Melanie Griffith and Antonio Banderas' divorce highlights a problem with asset division that Arizona couples with pets might encounter. Reports suggest a custody battle might ensue over the famous pair's three dogs. Griffith wants the dogs, but this may be a complicated matter because courts treat pets more like personal property than children.
While judges consider who handles more parenting responsibilities and who spends the most time with children when ruling in child custody cases, pets are often treated like furniture and included when dividing items between two parties. Some judges may have one spouse pay another to get a pet, so whoever is willing to pay the most wins the pet. Some attorneys believe this might be a way for one party to feel like the victor in a divorce, which could have negative emotional consequences for people and pets.
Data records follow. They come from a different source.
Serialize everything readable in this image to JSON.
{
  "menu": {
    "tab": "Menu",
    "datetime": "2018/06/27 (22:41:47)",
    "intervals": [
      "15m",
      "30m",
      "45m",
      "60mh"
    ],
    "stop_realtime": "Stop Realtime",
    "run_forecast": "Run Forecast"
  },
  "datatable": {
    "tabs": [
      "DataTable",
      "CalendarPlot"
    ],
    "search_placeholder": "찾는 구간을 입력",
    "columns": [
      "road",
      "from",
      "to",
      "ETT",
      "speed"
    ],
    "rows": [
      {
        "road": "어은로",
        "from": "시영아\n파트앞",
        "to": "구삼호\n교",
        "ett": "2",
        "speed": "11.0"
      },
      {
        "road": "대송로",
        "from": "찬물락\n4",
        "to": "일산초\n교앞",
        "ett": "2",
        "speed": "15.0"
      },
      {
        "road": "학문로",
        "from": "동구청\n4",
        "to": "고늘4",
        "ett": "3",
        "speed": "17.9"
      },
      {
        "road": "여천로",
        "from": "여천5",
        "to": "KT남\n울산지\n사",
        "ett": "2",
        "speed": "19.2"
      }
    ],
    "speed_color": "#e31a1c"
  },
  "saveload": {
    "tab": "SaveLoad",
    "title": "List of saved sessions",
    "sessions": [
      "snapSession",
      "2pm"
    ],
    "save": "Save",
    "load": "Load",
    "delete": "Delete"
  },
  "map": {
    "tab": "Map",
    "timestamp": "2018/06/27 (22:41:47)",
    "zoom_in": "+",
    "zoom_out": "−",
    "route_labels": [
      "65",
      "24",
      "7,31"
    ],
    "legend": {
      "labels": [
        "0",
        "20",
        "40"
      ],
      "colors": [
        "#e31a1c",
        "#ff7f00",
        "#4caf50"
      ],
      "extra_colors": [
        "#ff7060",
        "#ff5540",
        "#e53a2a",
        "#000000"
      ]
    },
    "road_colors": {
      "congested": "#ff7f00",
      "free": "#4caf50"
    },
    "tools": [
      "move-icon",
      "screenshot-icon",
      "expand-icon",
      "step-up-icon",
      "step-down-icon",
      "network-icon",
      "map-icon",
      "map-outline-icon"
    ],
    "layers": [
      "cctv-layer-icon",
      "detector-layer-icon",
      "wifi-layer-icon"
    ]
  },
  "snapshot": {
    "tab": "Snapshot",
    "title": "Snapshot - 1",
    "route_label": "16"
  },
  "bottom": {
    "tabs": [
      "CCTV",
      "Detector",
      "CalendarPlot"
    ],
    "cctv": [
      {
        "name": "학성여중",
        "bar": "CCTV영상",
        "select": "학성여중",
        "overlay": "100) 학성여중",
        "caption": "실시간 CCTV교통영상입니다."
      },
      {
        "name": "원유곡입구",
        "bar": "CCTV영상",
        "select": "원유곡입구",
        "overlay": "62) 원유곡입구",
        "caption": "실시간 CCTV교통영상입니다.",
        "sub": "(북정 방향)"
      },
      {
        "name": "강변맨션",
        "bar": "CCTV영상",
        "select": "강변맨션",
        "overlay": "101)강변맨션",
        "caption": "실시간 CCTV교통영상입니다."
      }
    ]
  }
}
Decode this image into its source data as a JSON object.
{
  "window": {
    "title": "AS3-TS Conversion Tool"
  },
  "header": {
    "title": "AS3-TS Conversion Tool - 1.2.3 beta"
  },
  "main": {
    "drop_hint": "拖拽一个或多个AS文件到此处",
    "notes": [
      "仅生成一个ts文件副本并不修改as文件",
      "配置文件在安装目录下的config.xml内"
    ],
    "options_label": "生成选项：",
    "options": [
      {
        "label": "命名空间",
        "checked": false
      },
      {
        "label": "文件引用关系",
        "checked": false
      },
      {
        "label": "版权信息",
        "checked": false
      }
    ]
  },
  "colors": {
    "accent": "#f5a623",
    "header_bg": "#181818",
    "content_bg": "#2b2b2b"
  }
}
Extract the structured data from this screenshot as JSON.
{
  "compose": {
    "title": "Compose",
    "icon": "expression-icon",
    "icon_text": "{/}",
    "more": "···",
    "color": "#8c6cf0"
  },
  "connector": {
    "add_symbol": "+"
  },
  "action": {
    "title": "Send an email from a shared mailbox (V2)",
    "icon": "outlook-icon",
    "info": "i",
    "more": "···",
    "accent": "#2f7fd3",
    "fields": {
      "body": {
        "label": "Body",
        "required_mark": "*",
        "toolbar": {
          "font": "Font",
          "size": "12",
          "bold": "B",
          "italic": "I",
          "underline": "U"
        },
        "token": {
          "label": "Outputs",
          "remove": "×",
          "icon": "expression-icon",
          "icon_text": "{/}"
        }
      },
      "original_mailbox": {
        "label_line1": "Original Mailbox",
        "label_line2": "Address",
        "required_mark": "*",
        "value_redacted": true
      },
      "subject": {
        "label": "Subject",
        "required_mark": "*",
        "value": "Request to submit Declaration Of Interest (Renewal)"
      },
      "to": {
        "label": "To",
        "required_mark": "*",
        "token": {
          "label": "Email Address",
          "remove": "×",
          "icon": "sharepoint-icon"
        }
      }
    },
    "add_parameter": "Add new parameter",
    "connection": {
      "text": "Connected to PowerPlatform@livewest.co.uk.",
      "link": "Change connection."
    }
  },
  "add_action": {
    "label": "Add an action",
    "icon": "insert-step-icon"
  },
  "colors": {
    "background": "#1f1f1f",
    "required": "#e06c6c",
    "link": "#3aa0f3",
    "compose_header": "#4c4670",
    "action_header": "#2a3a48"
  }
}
Some judges are beginning to see pets as something in between property and children and might hear arguments about who deserves the pets or award visitation hours to the person who does not have ownership. What happens with a pet might depend on the judge, so couples who love their pets might be better off working out an agreement outside of court. Attorneys suggest including pets in prenuptial or postnuptial agreements.
Arizona is a community property state, so courts making a property division determination by equally dividing the marital property. Pets acquired during a marriage would be considered community property even if only one person takes care of or spends time with a pet. In order to avoid what could be a contentious battle, it is advisable for the couple to at least attempt to come to an agreement on this issue in advance.